Difference in calling a constructor with delegation, and in another constructor body

Question

lets say I have a class with 2 constructors like so:

class Foo 
{
    Foo(int x);
    Foo();
    ...
}

I know that I can call one constructor from another like Foo() : Foo(42) {} , but why shouldn't (or should) I do the following:

Foo() {
    Foo(42)
}

What is the difference in these cases? Some suggest to use an "initializer" method, called from any constructor with their respective arguments, but I am puzzled as to what happens in the case above?

Answer 1

Expression Foo(){Foo(42);}构造匿名临时对象，无论如何都会立即销毁，而不会改变正在构造的对象，而来自Foo() : Foo(42){}将初始化正在构造的对象。

Answer 2

You should not the following:

Foo() {
    Foo(42)
}

When you are in the constructor body the member variables have been just constructed. That's why in C++ initialisation list exists.

The above code is semantically wrong! You are not absolutely using delegating construction. Instead the statement Foo(42) in the body will just create another object without assigning it to any variable ( anonymous variable ).

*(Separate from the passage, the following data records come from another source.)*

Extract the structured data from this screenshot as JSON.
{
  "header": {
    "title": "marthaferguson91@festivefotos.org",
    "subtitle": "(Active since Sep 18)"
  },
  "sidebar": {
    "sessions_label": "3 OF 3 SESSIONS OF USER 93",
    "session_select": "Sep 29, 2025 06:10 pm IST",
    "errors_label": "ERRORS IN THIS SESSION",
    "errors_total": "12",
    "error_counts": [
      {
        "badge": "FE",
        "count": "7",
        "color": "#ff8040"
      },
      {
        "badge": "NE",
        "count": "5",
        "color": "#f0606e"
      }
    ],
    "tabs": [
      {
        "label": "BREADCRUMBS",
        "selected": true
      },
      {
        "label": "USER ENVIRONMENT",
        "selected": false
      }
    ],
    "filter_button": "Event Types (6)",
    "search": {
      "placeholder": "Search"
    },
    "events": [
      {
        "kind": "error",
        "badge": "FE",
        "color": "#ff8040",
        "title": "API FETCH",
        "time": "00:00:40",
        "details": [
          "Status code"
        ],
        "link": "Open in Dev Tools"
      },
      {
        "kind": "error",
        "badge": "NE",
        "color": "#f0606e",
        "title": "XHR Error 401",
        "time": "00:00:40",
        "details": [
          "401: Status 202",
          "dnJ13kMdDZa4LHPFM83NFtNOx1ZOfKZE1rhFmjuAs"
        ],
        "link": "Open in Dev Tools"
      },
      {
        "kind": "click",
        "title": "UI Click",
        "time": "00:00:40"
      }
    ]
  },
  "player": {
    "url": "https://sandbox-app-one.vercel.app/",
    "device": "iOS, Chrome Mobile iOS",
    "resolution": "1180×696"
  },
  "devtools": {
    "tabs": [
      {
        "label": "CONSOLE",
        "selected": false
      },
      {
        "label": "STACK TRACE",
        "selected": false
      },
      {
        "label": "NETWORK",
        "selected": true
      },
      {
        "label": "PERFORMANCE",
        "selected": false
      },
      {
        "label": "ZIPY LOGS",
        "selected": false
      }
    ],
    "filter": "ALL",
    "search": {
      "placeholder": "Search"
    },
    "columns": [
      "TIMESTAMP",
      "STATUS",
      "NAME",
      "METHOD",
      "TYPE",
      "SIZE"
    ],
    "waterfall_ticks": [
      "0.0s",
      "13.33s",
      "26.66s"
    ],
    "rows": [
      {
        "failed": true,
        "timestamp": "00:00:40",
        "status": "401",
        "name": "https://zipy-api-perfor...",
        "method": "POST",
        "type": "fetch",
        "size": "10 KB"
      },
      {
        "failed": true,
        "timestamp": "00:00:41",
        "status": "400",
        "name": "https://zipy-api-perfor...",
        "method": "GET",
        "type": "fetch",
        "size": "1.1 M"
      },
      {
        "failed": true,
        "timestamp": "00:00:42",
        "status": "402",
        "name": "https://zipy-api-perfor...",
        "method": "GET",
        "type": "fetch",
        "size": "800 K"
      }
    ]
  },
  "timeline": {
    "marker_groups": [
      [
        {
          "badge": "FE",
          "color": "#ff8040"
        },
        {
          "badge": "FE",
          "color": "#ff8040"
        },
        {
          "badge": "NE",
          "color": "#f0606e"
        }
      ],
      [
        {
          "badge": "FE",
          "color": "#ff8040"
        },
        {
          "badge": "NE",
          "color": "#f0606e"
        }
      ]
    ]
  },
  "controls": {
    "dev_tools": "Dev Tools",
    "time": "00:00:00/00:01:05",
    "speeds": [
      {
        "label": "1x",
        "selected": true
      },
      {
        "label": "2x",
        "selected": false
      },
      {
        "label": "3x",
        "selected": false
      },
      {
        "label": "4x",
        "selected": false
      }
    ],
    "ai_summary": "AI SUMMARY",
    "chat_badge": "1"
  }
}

You can imagine something like:

Foo() {
  Foo another_obj = Foo(42);
}

In order to use delegating constructor, you must call constructor in the initialisation list.

Foo() : Foo(42) { }

Answer 3

Let's put this example:

#include <iostream>

class B
{
private:
    int number;
public:
    B()
    {
        B(1);
    }

    B(int x) : number(x)
    {
        std::cout << "Constructor: " << x << std::endl;
    }

    void print(){
        std::cout << "Msg: " << number << std::endl;
    }

    ~B(){std::cout << "Destructor: " << number << std::endl;}
};


int main() {
    B b;
    b.print();
    return 0;
}

Output:

Constructor: 1
Destructor: 1
Msg: 1
Destructor: 1

You are destroying a second object! This is strange, what happens if we use pointers...

#include <iostream>

class B
{
private:
    int* arr;
public:
    B()
    {
        B(1);
    }

    B(int x)
    {
        std::cout << "Constructor: " << x << std::endl;
        arr = new int[x];
    }

    void print(int n){
        std::cout << "Msg: " << arr[n] << std::endl;
    }

    void set(int n,int val){
        arr[n] = val;
    }

    ~B()
    {
        std::cout << "Destructor: " << arr << std::endl;
        delete[] arr;
    }
};


int main() {
    B b;
    b.set(0,14);
    b.print(0);
    return 0;
}

Constructor: 1
Destructor: 0xc45480
Msg: 14
Destructor: 0xc45480

Look up the pointer addr. They are the same, this means:

• We are writing in deleted memory.
• We are deleting the same memory twice.

These are two serious problems. You shouldn't do that.